É muito versátil, não?

JAL – E rápido. No terceiro Risadaria, aquele evento de humor que acontece todo ano, me chamaram para organizar uma exposição de três dias sobre as Olimpíadas. No primeiro dia morre Chico Anysio. E eles perguntaram: o que a gente pode fazer? Sugeri fazer uma exposição. “Mas não vai dar, não tem espaço para montar. Até imprimir, arrumar expositor…” Eu falei: “Não, vamos pegar uma tevê, tela de 50 polegadas e fazeros cartuns passaremem looping”. Ao lado eles colocaram um painel para todo mundo deixar um recado. Resultado: a exposição foi montada antes do Chico ser enterrado. Essa é a velocidade que nós temos, cria um impacto direto, o que é uma coisa muito difícil de atingir. Numa exposição dessas vai ter desde o garotinho, que gosta de ver um desenho, até o vovô que vai querer conversar sobre aquele assunto. Temos um potencial enorme, mas nós mesmos precisamos descobrir. Em vez de ficar lançando ideias, arregaço as mangas e vou fazendo. Isso vem crescendo tanto…

Tem aqui um livro só com caricaturas do papa Francisco. Como surgiu a ideia?
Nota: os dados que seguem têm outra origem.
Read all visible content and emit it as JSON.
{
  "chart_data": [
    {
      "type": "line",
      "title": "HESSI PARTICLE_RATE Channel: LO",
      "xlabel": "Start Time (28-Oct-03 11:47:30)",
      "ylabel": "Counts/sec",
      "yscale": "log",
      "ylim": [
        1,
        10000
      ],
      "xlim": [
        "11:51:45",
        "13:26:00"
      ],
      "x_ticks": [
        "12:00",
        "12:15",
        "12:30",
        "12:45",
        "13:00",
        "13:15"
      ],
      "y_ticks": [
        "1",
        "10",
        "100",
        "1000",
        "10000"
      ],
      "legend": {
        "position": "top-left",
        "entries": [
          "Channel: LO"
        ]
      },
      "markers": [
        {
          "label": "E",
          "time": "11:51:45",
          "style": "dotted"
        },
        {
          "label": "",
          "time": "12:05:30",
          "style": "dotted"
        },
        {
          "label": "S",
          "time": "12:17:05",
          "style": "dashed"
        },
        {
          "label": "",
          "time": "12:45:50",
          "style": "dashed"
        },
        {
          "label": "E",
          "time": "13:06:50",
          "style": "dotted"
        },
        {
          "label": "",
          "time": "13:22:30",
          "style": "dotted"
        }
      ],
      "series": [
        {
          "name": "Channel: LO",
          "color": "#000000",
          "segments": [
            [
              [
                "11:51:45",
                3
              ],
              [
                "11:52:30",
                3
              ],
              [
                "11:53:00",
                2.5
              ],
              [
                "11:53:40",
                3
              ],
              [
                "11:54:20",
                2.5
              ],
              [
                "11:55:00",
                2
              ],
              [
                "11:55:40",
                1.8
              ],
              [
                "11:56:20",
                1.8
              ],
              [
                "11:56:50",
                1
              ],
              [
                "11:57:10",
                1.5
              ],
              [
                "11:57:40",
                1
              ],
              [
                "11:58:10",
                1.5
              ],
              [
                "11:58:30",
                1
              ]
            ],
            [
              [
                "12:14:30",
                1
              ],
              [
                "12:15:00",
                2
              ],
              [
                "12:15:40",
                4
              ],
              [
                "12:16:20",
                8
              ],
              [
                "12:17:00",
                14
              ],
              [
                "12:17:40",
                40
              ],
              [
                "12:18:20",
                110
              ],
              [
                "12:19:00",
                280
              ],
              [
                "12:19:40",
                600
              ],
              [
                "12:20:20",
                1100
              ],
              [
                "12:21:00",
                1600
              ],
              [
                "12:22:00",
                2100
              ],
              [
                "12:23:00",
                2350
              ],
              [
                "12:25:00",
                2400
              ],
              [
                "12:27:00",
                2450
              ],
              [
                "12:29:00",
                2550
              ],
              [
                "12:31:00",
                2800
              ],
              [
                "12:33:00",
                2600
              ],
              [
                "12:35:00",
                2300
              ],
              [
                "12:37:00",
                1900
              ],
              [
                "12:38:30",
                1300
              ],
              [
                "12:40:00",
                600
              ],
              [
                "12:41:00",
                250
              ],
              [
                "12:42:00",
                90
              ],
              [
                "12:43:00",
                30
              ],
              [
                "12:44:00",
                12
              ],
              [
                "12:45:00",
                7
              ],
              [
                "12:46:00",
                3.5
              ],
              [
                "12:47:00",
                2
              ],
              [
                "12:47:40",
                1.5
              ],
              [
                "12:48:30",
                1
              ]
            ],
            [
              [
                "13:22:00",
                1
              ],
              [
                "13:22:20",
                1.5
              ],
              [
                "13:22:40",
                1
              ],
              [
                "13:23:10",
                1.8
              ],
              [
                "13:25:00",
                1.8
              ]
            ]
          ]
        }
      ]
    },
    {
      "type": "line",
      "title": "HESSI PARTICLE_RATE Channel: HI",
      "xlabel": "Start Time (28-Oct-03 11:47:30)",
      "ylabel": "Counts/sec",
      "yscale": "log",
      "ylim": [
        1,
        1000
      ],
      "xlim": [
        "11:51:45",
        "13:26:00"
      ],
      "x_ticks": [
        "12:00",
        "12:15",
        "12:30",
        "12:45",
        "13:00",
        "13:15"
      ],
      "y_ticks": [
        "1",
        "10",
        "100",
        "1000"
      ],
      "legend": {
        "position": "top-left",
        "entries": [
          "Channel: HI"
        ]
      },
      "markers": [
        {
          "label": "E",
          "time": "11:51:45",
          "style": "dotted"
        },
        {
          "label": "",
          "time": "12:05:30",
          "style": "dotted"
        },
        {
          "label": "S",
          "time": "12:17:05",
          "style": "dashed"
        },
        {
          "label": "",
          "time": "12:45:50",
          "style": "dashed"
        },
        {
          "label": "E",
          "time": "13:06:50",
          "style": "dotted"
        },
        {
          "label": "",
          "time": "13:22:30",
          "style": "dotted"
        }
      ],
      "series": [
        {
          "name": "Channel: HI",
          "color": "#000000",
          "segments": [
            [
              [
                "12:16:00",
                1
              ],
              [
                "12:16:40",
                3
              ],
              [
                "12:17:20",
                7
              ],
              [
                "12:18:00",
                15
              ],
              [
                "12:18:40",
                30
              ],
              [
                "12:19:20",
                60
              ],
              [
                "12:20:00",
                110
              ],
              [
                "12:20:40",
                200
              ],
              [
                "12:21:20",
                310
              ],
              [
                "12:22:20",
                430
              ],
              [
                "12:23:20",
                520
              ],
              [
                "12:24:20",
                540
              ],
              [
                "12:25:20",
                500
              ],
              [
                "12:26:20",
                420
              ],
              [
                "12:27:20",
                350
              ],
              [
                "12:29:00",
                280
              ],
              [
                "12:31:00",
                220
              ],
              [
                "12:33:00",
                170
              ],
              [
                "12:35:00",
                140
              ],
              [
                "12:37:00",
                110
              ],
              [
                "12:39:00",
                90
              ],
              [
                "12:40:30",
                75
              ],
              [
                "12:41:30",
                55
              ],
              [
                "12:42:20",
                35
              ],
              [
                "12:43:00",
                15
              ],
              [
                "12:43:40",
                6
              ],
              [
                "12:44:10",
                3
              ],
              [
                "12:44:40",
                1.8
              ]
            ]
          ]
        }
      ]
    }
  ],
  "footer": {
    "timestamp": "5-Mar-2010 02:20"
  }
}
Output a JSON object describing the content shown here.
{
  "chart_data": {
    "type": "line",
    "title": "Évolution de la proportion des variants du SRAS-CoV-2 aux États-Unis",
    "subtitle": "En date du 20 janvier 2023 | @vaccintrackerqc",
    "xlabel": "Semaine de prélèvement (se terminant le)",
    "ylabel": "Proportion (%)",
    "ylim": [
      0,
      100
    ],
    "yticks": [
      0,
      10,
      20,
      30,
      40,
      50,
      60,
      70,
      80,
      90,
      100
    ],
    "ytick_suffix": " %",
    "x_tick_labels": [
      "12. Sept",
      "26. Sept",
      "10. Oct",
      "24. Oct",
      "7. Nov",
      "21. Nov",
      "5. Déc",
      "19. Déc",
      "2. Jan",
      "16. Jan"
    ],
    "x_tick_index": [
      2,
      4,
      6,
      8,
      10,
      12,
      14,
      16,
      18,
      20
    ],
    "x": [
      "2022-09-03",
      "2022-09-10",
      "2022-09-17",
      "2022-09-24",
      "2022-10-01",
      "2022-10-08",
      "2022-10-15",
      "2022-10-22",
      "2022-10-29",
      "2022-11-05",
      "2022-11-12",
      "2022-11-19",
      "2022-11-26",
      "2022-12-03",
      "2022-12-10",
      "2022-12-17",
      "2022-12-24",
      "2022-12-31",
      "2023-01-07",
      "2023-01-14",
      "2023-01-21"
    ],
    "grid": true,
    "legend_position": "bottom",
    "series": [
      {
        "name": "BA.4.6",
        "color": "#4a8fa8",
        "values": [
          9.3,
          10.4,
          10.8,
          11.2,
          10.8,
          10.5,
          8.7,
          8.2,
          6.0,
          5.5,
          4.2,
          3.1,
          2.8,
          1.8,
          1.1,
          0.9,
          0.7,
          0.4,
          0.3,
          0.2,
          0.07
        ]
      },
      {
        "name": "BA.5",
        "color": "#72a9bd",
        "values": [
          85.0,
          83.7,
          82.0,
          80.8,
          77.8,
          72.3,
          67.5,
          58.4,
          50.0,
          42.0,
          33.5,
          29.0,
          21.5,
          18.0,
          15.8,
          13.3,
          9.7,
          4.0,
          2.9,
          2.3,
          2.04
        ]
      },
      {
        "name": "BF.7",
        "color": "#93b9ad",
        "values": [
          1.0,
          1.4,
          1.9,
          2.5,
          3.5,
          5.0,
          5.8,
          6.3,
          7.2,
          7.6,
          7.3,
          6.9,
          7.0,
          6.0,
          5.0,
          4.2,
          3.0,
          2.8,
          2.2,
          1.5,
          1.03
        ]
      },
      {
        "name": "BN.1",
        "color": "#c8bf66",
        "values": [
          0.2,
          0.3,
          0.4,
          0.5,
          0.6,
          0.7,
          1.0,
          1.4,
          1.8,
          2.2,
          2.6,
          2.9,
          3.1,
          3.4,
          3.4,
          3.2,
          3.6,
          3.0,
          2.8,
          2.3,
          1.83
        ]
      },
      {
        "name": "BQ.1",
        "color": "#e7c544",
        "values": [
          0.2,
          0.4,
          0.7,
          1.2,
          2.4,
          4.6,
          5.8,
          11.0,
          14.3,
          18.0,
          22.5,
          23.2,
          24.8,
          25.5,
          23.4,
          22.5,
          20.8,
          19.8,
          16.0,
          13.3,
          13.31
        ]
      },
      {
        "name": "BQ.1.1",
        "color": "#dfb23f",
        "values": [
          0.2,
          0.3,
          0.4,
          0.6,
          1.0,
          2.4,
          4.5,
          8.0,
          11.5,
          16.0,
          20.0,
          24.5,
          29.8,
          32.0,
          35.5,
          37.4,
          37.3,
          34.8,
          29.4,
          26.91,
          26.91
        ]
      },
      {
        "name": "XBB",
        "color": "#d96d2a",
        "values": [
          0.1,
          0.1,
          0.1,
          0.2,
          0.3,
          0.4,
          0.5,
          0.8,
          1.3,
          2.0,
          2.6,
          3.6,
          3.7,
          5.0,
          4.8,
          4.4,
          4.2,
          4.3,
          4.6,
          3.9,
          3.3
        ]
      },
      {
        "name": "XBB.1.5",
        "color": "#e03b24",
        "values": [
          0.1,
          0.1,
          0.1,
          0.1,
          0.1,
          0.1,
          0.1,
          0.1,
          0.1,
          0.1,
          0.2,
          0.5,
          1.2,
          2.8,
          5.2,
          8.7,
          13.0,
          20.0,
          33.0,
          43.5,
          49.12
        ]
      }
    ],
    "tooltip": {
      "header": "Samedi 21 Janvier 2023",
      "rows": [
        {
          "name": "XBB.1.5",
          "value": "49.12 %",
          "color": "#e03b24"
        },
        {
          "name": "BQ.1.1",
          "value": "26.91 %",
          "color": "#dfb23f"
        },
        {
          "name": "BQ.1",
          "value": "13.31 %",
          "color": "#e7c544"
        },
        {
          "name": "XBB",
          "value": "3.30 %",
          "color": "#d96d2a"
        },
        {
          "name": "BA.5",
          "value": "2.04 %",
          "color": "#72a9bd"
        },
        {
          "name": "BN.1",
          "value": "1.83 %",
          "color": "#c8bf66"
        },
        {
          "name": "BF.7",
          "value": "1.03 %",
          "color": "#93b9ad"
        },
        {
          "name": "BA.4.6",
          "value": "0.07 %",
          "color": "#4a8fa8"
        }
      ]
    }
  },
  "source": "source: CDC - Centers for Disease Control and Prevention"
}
JAL – O papa veio ao Brasil e eu vi que os cartunistas gostaram muito do bom humor dele. Nenhum papa até então aceitou que fizessem caricaturas dele, que gostasse disso, visse em público e falasse bem. Mas eu pensei nessa exposição, O papa sorriu. Fui conversar lá na Cúria, dizer que era muito importante, pois com o bom humor dele estava conquistando até quem não é católico, porque é um líder espiritual e nós, cartunistas brasileiros, queríamos fazer uma homenagem. O pessoal da Cúria gostou, realmente é uma linguagem bem atual. Só que eu disse: “Quero que o papa veja antes”. Encadernei em tamanho A3 e o Rafael Alberto, que é o assessor de imprensa, mandou para Itália pro Dom Odilo Scherer, o primaz daqui de São Paulo, mostrar ao papa. Dom Odilo estava lá para rezar uma missa com ele. O papa faz uma missa a cada dia lá na casa Santa Marta, que é onde ele mora realmente. No final da missa fica aquela fila para cumprimentar o papa e Dom Odilo entrou na fila levando o livro. Demos sorte porque, quando pintou o livro, o jornal do Vaticano, o Osservatore Romano, fotografou tudo em sequência. Dom Odilo chegou lá e falou para o papa: “Tenho aqui uma homenagem dos cartunistas brasileiros”. Ele respondeu: “Humor é muito bom, eu gosto de humor”. Mas Dom Odilo esclareceu: “São caricaturas suas”. Aí o papa ficou surpreso e curioso. E aí está a foto dele vendo o livro e rindo de tal forma que até envergou para trás.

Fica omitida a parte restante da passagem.